Un médecin sur deux concerné par le burn-out : qu’est-ce qui ne va pas ?

Deux psychiatres de l’Assistance publique-Hôpitaux de Marseille ont publié début janvier 2019 une étude dans la revue Journal of Affective Disorders dans laquelle ils estiment que 49 % des médecins sont exposés au burn-out. Que se passe-t-il dans le système de santé français ?

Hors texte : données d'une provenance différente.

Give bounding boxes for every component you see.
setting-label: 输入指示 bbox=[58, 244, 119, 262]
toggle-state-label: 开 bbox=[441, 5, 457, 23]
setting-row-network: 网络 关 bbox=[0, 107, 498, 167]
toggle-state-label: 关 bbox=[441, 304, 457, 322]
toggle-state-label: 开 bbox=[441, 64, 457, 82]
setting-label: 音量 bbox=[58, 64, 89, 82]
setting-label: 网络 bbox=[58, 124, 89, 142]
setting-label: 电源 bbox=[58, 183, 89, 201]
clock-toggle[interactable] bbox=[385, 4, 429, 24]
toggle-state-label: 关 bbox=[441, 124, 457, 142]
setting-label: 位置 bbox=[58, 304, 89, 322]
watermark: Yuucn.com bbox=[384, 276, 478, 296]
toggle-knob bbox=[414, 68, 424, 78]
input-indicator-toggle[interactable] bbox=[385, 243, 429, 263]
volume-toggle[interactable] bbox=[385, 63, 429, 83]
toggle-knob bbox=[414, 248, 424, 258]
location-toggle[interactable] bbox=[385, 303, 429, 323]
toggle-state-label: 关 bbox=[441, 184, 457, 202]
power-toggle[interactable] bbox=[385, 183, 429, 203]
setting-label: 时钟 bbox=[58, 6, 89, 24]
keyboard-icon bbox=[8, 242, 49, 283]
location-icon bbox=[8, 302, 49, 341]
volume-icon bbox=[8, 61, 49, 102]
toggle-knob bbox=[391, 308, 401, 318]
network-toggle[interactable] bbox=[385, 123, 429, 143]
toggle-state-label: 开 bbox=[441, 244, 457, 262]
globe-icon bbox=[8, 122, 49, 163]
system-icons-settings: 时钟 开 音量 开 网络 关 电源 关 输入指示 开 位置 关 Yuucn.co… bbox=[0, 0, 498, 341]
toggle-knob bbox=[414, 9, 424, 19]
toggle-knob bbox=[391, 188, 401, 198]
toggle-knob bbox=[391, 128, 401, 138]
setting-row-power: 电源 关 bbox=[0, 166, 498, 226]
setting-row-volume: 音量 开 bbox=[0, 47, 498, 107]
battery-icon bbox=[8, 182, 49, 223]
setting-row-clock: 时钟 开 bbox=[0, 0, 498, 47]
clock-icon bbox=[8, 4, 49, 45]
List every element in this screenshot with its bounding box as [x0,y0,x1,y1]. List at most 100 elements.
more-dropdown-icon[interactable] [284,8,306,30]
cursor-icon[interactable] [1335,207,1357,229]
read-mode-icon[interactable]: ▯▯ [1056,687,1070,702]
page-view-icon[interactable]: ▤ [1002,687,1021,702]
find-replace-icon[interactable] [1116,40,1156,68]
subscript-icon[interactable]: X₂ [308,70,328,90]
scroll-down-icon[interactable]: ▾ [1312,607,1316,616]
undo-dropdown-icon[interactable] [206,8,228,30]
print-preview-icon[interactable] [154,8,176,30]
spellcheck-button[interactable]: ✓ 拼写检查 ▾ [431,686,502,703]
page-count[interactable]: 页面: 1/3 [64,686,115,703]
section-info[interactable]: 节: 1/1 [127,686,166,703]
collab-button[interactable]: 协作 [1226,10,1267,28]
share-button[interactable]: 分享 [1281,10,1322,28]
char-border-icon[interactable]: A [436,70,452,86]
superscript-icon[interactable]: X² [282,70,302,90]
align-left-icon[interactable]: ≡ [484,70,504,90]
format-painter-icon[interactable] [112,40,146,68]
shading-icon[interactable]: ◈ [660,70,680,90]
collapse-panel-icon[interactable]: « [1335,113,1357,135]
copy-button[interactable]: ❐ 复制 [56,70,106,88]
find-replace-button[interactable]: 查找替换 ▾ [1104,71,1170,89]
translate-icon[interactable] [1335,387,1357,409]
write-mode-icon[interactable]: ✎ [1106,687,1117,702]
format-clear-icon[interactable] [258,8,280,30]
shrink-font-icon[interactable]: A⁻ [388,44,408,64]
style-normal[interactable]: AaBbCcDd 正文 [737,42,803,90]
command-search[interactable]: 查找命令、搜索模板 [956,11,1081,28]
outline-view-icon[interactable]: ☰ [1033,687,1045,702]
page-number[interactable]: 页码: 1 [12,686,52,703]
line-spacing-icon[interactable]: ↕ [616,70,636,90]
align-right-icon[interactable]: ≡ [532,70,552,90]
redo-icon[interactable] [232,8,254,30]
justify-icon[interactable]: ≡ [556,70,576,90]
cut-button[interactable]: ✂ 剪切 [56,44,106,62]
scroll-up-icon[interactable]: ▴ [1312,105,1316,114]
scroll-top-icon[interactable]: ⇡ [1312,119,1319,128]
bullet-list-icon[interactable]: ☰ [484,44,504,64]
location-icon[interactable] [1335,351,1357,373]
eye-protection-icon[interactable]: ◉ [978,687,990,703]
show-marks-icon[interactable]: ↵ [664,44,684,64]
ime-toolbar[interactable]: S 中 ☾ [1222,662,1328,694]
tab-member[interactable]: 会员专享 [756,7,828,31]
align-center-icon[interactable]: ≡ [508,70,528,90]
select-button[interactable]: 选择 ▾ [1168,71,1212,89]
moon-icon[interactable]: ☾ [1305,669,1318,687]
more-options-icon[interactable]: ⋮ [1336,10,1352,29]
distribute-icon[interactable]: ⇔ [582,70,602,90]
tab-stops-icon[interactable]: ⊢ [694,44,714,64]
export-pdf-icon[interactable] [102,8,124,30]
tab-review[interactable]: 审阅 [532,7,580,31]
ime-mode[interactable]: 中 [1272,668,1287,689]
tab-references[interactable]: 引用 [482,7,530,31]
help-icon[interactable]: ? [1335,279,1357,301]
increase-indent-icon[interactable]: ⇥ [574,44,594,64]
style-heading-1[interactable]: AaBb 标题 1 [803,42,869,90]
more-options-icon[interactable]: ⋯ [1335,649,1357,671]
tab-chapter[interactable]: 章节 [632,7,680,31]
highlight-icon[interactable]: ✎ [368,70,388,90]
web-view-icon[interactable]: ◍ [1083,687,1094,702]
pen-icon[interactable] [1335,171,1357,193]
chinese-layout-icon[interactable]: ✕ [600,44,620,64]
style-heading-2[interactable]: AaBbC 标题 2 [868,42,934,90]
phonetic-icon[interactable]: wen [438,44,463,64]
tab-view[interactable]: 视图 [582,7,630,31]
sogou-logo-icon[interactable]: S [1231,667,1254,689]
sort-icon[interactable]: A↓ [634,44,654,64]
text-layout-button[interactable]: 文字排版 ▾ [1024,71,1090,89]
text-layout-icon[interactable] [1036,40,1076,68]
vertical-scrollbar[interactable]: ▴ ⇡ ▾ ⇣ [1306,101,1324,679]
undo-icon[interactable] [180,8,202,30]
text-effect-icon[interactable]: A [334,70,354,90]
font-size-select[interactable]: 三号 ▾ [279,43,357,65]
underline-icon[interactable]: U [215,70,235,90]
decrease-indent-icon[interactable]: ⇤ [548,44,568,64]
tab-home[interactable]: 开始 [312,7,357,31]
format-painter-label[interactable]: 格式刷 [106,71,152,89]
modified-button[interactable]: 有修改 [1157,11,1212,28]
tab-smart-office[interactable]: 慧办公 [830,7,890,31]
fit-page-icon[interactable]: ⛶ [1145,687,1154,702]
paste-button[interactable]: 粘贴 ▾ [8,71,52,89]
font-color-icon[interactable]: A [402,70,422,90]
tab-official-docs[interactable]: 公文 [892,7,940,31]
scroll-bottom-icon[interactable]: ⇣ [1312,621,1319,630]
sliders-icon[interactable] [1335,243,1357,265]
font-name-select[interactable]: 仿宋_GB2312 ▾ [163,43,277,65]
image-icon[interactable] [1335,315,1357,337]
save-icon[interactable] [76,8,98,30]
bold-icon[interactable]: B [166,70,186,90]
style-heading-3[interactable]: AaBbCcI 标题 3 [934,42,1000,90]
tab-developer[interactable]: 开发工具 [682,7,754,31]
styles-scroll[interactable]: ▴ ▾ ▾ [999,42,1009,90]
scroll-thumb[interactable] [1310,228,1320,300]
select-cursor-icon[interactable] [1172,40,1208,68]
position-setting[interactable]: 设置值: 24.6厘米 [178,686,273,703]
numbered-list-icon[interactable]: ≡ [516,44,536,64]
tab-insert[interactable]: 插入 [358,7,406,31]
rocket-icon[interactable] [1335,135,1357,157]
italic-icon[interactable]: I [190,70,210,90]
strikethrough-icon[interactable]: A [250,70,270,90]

Le taux d’exposition au burn-out est deux à trois fois plus élevé pour les médecins en France que pour une autre profession. 5 % des médecins seraient même affectés par une forme sévère de burn-out. C’est en épluchant 37 études scientifiques menées dans plusieurs hôpitaux français entre 2000 et 2017 que les psychiatres en sont arrivés à cette conclusion. Ils se sont par ailleurs appuyés sur les témoignages de 15 000 médecins hospitaliers ou en ambulatoire

Urgentistes en première ligne

Sans réelle surprise, les urgentistes arrivent en première ligne à cause « des troubles du rythme provoqués par la répétition des gardes de nuit, l’alternance de périodes calmes et de coups de chaud, ainsi que l’exposition à des situations de violence et de grande détresse sociale [qui] contribuent à expliquer leur fragilité ». Mais les jeunes médecins ne sont pas épargnés, étant plus exposés que leurs aînés à la « dépersonnalisation », et se voyant souvent confier les tâches et les patients difficiles.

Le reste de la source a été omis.